Question #24b79

1 Answer
Jun 25, 2016

# = Q/(8 pi epsilon_o a^2) #

# = (k Q)/(2 a^2 ) #

Explanation:

in spherical coordinates, using this coordinate system

Wikipedia

we arrange the axes so that cup in question is symmetrically placed about origin O with the centre of the flat surface at O, and we place a unit test charge #Q_t# at O to calculate the field there.
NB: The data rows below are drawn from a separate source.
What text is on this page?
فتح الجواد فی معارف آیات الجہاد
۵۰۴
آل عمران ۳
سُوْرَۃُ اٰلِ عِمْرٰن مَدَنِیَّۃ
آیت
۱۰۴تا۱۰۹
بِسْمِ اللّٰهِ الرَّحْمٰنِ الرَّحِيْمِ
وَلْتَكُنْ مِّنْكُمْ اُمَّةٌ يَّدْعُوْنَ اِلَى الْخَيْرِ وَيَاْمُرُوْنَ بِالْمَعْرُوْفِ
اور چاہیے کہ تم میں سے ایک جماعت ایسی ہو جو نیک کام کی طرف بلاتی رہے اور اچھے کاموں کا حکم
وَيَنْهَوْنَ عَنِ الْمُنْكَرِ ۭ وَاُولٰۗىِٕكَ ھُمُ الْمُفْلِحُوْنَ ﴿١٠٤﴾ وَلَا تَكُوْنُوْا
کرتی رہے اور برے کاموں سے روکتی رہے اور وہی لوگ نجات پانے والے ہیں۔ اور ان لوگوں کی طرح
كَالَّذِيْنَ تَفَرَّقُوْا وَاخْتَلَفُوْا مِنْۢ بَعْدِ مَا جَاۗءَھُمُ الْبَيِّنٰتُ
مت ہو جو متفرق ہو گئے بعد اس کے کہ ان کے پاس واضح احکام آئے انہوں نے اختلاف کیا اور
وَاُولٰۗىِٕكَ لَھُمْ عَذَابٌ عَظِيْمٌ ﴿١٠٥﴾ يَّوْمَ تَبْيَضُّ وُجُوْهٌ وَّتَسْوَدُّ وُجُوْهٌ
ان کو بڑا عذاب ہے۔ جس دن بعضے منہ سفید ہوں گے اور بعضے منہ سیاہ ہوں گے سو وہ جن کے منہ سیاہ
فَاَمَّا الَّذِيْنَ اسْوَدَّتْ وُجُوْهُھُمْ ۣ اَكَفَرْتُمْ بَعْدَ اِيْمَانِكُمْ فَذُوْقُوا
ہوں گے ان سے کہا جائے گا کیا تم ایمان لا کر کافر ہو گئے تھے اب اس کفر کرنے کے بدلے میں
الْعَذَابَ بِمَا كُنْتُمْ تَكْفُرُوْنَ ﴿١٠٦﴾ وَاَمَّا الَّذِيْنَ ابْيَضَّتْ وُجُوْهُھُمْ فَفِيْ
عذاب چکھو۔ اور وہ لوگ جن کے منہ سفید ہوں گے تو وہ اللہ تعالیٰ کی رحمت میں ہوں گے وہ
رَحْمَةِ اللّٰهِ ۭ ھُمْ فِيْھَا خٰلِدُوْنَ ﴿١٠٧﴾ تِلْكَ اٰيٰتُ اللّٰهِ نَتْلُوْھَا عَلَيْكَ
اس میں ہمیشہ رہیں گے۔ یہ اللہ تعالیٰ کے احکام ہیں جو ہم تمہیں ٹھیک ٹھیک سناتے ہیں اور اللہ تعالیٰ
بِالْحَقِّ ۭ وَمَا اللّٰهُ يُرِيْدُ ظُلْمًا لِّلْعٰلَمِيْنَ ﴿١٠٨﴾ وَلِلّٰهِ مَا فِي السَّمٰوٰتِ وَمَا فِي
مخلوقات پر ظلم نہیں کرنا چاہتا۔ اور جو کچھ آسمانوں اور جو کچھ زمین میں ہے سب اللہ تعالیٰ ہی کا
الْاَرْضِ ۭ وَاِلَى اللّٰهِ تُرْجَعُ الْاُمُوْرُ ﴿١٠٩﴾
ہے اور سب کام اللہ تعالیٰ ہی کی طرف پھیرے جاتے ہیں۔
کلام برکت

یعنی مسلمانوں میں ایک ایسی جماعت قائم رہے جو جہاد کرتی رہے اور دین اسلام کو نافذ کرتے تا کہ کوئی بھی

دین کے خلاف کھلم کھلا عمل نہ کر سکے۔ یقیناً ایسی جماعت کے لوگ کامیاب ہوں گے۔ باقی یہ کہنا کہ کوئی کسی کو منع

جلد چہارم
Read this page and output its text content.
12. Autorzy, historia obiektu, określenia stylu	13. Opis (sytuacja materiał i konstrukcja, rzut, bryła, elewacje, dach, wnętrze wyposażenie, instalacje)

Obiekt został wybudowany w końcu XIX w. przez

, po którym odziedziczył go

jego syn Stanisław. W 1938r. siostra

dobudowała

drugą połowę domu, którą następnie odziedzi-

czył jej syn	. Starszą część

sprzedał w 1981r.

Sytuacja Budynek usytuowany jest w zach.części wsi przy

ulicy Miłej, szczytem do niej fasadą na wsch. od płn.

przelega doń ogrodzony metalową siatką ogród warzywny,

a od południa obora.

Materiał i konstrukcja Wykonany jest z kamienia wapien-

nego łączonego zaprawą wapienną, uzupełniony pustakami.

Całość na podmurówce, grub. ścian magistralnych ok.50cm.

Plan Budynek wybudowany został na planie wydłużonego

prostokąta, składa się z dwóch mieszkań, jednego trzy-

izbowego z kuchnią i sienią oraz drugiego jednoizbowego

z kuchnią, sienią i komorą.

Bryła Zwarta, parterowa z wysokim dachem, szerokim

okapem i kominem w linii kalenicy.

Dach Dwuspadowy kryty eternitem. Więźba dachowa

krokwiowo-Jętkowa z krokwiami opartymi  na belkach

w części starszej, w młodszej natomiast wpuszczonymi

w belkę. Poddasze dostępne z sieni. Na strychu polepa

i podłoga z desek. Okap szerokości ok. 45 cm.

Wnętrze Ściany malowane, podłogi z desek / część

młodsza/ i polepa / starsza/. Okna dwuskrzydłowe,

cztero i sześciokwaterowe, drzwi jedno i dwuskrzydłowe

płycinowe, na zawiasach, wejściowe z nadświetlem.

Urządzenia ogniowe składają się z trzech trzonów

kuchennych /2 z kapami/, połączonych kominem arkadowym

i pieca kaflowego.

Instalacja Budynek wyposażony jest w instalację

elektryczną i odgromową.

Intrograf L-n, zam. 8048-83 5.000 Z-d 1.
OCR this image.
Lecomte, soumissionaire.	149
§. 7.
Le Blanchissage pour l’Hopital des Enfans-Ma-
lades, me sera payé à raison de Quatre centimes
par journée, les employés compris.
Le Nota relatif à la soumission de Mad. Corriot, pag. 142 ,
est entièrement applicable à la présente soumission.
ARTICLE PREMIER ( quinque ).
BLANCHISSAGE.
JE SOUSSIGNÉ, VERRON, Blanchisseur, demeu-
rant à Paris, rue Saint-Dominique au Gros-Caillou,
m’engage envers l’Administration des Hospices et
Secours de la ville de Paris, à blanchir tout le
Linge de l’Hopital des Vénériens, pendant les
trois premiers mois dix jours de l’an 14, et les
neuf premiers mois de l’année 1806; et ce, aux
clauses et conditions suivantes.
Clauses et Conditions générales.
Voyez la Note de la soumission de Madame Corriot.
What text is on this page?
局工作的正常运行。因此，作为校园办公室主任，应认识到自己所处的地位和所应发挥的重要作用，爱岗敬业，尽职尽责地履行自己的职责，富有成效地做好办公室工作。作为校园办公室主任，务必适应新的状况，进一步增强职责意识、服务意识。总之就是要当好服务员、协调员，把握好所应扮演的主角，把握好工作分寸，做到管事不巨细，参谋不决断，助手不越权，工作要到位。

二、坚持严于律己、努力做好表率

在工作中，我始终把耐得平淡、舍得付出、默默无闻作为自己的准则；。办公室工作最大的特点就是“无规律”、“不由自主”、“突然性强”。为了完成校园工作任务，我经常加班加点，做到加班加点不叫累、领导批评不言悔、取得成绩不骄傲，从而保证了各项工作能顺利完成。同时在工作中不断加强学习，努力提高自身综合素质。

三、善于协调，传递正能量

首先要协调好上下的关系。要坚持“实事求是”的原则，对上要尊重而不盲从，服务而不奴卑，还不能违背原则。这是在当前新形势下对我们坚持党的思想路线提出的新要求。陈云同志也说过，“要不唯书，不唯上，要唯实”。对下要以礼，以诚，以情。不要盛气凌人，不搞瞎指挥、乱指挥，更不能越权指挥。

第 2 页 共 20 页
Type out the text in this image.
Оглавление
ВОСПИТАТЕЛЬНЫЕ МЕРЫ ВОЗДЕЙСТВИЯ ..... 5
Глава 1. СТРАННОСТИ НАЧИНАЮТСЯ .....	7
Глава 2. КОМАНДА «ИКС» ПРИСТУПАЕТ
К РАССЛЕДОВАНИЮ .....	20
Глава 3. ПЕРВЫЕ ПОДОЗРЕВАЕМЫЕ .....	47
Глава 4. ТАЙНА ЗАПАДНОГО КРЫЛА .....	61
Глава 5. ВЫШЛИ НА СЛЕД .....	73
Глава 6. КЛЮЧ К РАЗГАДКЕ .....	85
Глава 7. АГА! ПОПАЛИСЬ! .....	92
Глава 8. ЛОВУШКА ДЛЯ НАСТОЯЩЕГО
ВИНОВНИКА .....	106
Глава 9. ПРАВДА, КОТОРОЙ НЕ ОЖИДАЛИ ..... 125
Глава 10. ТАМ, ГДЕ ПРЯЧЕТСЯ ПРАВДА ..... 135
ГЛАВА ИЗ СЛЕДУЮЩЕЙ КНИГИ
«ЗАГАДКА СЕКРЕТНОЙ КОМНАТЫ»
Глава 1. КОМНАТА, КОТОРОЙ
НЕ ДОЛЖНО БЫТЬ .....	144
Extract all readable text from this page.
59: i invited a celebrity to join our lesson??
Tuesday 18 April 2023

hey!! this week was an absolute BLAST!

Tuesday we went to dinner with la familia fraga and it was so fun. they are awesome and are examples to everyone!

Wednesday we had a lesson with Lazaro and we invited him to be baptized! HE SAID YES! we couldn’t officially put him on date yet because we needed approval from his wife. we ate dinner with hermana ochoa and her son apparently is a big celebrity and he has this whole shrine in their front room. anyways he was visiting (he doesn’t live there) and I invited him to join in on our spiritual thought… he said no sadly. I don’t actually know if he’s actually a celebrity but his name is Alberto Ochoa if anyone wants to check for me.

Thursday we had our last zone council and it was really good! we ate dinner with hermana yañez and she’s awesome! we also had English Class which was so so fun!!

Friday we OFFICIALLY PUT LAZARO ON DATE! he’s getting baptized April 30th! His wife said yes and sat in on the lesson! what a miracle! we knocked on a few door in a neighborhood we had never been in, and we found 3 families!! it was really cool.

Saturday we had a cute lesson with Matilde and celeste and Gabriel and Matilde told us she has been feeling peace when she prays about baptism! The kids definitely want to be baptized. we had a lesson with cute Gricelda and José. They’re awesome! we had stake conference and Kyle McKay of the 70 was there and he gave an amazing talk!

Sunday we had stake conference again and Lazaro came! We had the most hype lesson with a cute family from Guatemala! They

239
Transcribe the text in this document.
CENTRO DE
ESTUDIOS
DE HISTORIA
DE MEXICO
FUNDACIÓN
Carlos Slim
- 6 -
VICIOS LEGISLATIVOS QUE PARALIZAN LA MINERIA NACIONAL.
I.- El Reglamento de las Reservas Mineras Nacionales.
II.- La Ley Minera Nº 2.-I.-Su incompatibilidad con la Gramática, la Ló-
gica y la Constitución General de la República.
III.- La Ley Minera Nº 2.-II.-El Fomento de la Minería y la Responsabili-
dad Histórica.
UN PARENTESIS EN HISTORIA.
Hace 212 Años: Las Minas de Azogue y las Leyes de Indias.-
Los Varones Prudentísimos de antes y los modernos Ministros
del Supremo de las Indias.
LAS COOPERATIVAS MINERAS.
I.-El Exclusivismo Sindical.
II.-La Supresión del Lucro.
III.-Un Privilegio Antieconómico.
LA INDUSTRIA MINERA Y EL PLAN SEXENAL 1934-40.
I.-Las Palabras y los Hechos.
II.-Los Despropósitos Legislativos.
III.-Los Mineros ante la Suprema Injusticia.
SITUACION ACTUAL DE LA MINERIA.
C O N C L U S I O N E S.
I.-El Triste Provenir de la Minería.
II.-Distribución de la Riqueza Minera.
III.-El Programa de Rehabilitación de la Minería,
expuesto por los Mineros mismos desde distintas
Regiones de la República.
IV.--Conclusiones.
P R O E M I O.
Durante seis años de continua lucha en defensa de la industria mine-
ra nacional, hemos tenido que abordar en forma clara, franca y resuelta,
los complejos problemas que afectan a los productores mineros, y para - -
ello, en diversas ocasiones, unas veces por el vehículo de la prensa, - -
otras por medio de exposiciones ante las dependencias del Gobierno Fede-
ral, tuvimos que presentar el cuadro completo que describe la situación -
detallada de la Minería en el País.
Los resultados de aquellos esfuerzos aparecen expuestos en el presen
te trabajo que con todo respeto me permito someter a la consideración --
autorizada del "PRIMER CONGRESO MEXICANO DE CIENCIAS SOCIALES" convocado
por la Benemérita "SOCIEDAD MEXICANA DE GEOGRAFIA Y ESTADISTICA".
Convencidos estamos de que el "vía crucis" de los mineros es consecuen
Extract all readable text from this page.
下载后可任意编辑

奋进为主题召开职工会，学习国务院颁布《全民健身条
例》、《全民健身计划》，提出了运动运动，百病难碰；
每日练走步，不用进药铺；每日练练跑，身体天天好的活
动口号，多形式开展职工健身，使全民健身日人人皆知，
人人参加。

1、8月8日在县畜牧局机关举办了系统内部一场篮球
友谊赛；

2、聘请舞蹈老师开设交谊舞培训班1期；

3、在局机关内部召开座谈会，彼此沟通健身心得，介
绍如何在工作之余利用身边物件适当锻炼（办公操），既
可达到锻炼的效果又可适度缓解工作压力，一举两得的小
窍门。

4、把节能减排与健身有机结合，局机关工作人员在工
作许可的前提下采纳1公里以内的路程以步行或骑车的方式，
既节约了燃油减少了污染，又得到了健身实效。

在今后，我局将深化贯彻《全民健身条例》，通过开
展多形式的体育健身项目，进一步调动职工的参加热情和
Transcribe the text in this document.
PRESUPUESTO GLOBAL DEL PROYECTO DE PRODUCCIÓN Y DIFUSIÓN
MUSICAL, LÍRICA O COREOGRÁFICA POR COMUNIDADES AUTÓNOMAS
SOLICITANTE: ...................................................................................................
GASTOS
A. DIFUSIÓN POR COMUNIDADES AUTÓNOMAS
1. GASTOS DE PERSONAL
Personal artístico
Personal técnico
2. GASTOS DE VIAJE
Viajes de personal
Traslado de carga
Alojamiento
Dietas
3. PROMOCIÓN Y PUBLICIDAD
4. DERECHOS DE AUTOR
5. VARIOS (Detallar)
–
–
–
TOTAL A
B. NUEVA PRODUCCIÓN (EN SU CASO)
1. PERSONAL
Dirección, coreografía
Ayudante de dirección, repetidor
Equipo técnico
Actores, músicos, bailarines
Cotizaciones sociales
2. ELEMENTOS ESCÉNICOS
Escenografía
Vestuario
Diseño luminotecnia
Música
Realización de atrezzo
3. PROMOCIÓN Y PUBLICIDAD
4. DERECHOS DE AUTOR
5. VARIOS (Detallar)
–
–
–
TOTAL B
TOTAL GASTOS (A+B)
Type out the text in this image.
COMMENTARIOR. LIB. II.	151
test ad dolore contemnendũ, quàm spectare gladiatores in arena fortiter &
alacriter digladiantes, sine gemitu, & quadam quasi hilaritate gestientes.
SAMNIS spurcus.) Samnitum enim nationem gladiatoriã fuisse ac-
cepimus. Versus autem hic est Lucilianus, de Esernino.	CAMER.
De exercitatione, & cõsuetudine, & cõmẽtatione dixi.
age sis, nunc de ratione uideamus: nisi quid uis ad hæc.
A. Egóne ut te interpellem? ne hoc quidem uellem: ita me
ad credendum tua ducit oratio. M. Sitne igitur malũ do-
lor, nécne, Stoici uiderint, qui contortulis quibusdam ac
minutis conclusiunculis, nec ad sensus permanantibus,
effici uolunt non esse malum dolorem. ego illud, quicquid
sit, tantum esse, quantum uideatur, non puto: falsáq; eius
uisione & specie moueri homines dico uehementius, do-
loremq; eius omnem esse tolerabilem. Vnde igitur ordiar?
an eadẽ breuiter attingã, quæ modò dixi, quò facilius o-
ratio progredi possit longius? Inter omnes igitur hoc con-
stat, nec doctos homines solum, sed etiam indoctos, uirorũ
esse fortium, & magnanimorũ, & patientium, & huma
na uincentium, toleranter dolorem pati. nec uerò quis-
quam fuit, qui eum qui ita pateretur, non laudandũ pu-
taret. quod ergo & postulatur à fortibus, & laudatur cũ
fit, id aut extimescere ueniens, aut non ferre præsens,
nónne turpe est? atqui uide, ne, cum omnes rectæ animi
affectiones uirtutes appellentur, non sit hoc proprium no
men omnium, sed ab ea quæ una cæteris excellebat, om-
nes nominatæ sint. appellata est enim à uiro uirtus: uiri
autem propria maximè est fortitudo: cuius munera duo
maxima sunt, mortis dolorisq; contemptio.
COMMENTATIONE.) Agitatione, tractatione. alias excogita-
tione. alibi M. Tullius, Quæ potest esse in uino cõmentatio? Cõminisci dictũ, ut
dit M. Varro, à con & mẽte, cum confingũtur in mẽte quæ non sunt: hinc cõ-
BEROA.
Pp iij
The surface element for constant radius a follows as
#dS =a^{2} \sin theta \ d \theta \ d \varphi #

Assuming a uniform charge density #sigma # on the cup, the charge of a small element is

#dq = sigma dS# where #sigma = Q/A = Q/(2 pi a^2) # ,

the force due to a given small element will follow Couloumb's Law: #F = k (Q Q_t) / r^2#

#dF = k (dq Q_t) / a^2#

the force on the unit test charge #Q_t# placed at O will be zero due to symmetry. we need only look at the force in the z-direction. so here we can say that

#dF_z = k (dq Q_t) / a^2 * cos theta#

Putting it altogether

#dF_z = k ((sigma dS) Q_t) / a^2 * cos theta #

#(dF_z)/Q_t = dE_z = k sigma / a^2 \ cos theta \ dS#

#\implies dE_z = k sigma / a^2 \ cos theta \ a^{2} \sin theta \ d \theta \ d \varphi #

#= k sigma/2 \sin 2 theta \ d \theta \ d \varphi #

and as #k = 1/(4 pi epsilon_o) #

#\implies dE_z = 1/(4 pi epsilon_o) Q/(4 pi a^2) \sin 2 theta \ d \theta \ d \varphi #

# \implies dE_z = 1/((4 pi a)^2 epsilon_o) Q \sin 2 theta \ d \theta \ d \varphi #

# \implies E_z = 1/((4 pi a)^2 epsilon_o) Q int_{varphi = 0}^{2 pi} \ int_{theta = 0}^{pi/2} \ \sin 2 theta \ d \theta \ d \varphi #

# = 2 pi 1/((4 pi a)^2 epsilon_o) Q \ int_{theta = 0}^{pi/2} \ \sin 2 theta \ d \theta #

# = 1/( 8 pi epsilon_o a^2) Q [ -1/2 \cos 2 theta ]_{theta = 0}^{pi/2} \ #

# = 1/(8 pi epsilon_o a^2) Q [ \cos 2 theta ]_{theta = pi/2}^{0} \ #

# = Q/(8 pi epsilon_o a^2) #

# = (k Q)/(2 a^2 ) #